Главная страница ИД «Первого сентября»Главная страница газеты «Первое сентября»Содержание №78/2000

Третья тетрадь. Детный мир

Натэла ЛОРДКИПАНИДЗЕ

Сцена – единственное место, где можно не играть

И есть актерские работы, которые убеждают нас в точности этого парадоксального определения. В эти дни Кириллу Лаврову исполнилось 75 лет.
В БДТ состоялась премьера спектакля по пьесе Г.Гауптмана “Перед заходом солнца”, где К.Лавров сыграл главную роль.

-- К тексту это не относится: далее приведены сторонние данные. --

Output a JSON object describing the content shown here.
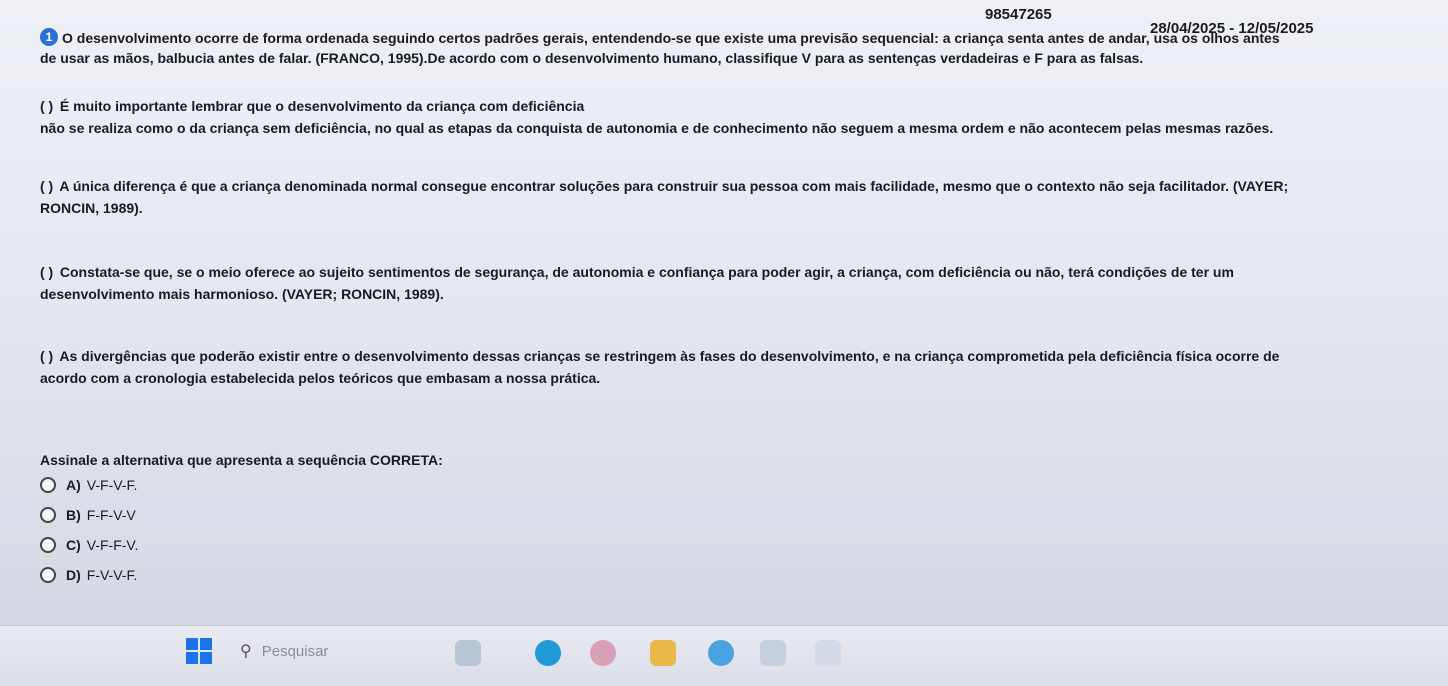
{
  "header": {
    "code": "98547265",
    "dates": "28/04/2025 - 12/05/2025"
  },
  "question": {
    "number": "1",
    "intro_line1": "O desenvolvimento ocorre de forma ordenada seguindo certos padrões gerais, entendendo-se que existe uma previsão sequencial: a criança senta antes de andar, usa os olhos antes",
    "intro_line2": "de usar as mãos, balbucia antes de falar. (FRANCO, 1995).De acordo com o desenvolvimento humano, classifique V para as sentenças verdadeiras e F para as falsas.",
    "statements": [
      {
        "paren": "( )",
        "line1": "É muito importante lembrar que o desenvolvimento da criança com deficiência",
        "line2": "não se realiza como o da criança sem deficiência, no qual as etapas da conquista de autonomia e de conhecimento não seguem a mesma ordem e não acontecem pelas mesmas razões."
      },
      {
        "paren": "( )",
        "line1": "A única diferença é que a criança denominada normal consegue encontrar soluções para construir sua pessoa com mais facilidade, mesmo que o contexto não seja facilitador. (VAYER;",
        "line2": "RONCIN, 1989)."
      },
      {
        "paren": "( )",
        "line1": "Constata-se que, se o meio oferece ao sujeito sentimentos de segurança, de autonomia e confiança para poder agir, a criança, com deficiência ou não, terá condições de ter um",
        "line2": "desenvolvimento mais harmonioso. (VAYER; RONCIN, 1989)."
      },
      {
        "paren": "( )",
        "line1": "As divergências que poderão existir entre o desenvolvimento dessas crianças se restringem às fases do desenvolvimento, e na criança comprometida pela deficiência física ocorre de",
        "line2": "acordo com a cronologia estabelecida pelos teóricos que embasam a nossa prática."
      }
    ],
    "prompt": "Assinale a alternativa que apresenta a sequência CORRETA:",
    "options": [
      {
        "letter": "A)",
        "text": "V-F-V-F."
      },
      {
        "letter": "B)",
        "text": "F-F-V-V"
      },
      {
        "letter": "C)",
        "text": "V-F-F-V."
      },
      {
        "letter": "D)",
        "text": "F-V-V-F."
      }
    ]
  },
  "taskbar": {
    "search_placeholder": "Pesquisar"
  },
  "colors": {
    "accent": "#2d6fd4",
    "windows_blue": "#1a73e8"
  }
}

Спектакли были вечером, а днем, предвосхищая их, были записки актрисы. Еще не книга, главы из нее, и, читая их, то и дело хотелось улыбаться. Не потому, что встречалось нечто особенно забавное – анекдотами, курьезными случаями театральной жизни мемуаристка не увлекалась, зато умела смотреть на себя и на партнеров с юмором. На них – еще и с любовью, а на окружающее – с редкой наблюдательностью, без которой хороших актеров не бывает.
Одна из глав называется «Мое счастье». «Эта статья была написана четыре года назад для задуманной книги о Г.А.Товстоногове. Задумщики все еще думают. А статья – вот она». На столе, рядом со стопкой бумаги – страниц около ста – расположились фотографии. Вот она – Зина Шарко, а если полным титулом – народная артистка России Зинаида Максимовна Шарко вместе с Ефимом Копеляном в незабываемых «Пяти вечерах». Песенка ее героини «Миленький ты мой, возьми меня с собой...» разнеслась по большой нашей стране быстро-быстро, и театралы, москвичи и не только, ездили на товстоноговский спектакль так же исправно, как потом на «Идиота» со Смоктуновским и на «Мещан» и «Историю лошади» с Лебедевым. Самолюбивый Алексей Герман признавался, что в его фильме «Мой друг Иван Лапшин» видны большие ослиные уши «Пяти вечеров».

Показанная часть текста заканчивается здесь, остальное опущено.